A day to relax then the inevitable journey to Argentina’s Grand Canyon. The bus ride out there was probably one of the most memorable of my entire travels; a river had flooded and was flowing over a bridge. After watching a man walk across, scanning the water for things that would make it impassable, the bus crossed the overflowing bridge. A while later, we were at the front doors to the park, only to be told that the park was closed due to rains (which only happens once or twice a year) and we were now stranded in the middle of nowhere. Not wanting to waste my last day, I began hitchhiking to another park with similar, but smaller canyons. It didn’t take long for a man driving across Argentina to pick me up. I ended up at El Chiflon and was given a guided tour by Paco who clearly knew nothing about the formations other than do you see that rock?

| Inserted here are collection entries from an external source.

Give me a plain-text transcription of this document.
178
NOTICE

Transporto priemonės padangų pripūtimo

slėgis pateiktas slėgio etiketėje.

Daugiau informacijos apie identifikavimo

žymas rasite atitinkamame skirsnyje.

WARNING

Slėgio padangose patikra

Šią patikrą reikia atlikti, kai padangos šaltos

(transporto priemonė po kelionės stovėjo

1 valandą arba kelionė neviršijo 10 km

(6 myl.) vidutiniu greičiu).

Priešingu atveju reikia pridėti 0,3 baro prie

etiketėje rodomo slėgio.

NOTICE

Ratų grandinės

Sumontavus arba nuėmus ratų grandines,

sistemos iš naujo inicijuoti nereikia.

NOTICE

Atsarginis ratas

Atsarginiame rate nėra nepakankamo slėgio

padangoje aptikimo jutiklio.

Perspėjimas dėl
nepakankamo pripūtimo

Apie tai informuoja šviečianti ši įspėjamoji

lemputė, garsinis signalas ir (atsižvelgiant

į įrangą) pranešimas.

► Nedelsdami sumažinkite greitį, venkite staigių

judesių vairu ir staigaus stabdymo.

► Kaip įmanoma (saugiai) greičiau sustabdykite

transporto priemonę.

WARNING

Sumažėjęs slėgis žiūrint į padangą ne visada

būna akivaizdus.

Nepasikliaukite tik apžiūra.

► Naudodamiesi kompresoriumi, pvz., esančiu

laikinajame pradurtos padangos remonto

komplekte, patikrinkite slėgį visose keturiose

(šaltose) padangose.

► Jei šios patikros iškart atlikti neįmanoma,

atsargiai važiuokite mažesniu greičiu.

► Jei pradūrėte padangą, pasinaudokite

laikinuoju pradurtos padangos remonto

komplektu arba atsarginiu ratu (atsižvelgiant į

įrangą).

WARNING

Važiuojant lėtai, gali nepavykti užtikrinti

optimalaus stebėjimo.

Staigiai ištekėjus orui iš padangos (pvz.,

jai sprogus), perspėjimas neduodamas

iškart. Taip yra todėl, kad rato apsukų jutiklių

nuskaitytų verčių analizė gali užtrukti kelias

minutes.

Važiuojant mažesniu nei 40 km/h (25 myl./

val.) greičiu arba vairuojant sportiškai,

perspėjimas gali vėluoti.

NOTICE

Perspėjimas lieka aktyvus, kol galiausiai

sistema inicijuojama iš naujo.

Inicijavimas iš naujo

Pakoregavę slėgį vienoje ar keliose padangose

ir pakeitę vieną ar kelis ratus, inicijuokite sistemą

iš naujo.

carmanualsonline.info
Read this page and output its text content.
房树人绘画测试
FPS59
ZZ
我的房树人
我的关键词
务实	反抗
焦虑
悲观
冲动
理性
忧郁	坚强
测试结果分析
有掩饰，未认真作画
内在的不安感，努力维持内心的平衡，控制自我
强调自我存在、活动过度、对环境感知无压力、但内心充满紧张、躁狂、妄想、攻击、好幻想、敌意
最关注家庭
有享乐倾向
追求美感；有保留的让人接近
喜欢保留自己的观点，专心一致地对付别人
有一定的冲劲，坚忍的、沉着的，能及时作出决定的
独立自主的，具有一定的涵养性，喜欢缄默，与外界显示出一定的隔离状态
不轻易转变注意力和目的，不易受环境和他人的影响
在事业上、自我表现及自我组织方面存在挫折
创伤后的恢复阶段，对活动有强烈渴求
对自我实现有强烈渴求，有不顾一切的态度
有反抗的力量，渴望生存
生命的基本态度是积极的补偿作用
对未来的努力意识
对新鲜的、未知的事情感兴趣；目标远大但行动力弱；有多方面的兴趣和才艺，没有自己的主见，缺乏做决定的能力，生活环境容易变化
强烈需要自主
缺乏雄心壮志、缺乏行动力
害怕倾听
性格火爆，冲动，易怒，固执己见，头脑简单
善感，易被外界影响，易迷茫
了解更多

Can you see the face in it? But it was beautiful and absolutely worth it. After the tour, an argentine family gave me a ride to the next town and I was on my way back to La Rioja.


In a few hours I will be home in Mendoza, unable to comprehend where the time has gone. It has been an incredible three months and I wouldn’t change them for the world (apart from the getting sick or dealing with bed bugs).


Besitos.

Peru

It has been quite a while since I sat down to do this…

Day 69-71: Cusco, Peru
After getting back from the Peruvian jungle, I spent a few more days in the capital city of the Incan civilization. I explored the city more thoroughly, visited the chocolate museum, ate lunch with friends from my trek to Machu Picchu, and relaxed. The second day back in Cusco I thought it was a good idea to join a difficult hike to the rainbow mountain. My first mistake was not realizing how tired my legs were from my trek, and the second was not checking the altitude of the hike I was about to go on. Let’s just say that I should have thought a little bit harder about climbing to 5,200 meters after six days of hiking. However, the ability to say that I did it and the views from the top made every oxygen deprived step worth it.


Day 72-73: Arequipa, Peru
I arrived at the crack of dawn in Peru’s white city. My friend from Denmark promptly arrived to pick me up and give me an actual bed to sleep in. Adri took me in for a few days, showed me her city, and had me try alpaca (which I would describe as pork tasting). She had to work for some of the time while I was there so I did some of my own exploring, seeing Alpaca museums and finding an H&M.


Day 74-76: Camana, Peru
Adri got the weekend off from her job and next thing you know, we are on a bus to a beach city for a weekend of pura juerga. Camana is in the middle of the desert and had been destroyed by the 2001 tsunami so all you can see is ocean and pure sand. We spent the days laying out on the beach in the hottest sun I have ever seen (UV Index of 17) and the nights bouncing between beach parties and night clubs. I ended up seeing a very famous Peruvian band perform live and danced my heart out in the sand. Our second morning I was left in charge of breakfast so what do I make? Pancakes, of course. However, being in a country with no syrup and a love for sweetened and condensed milk, the pancakes were devoured with heaps of the sticky white substance that always confused me as a child.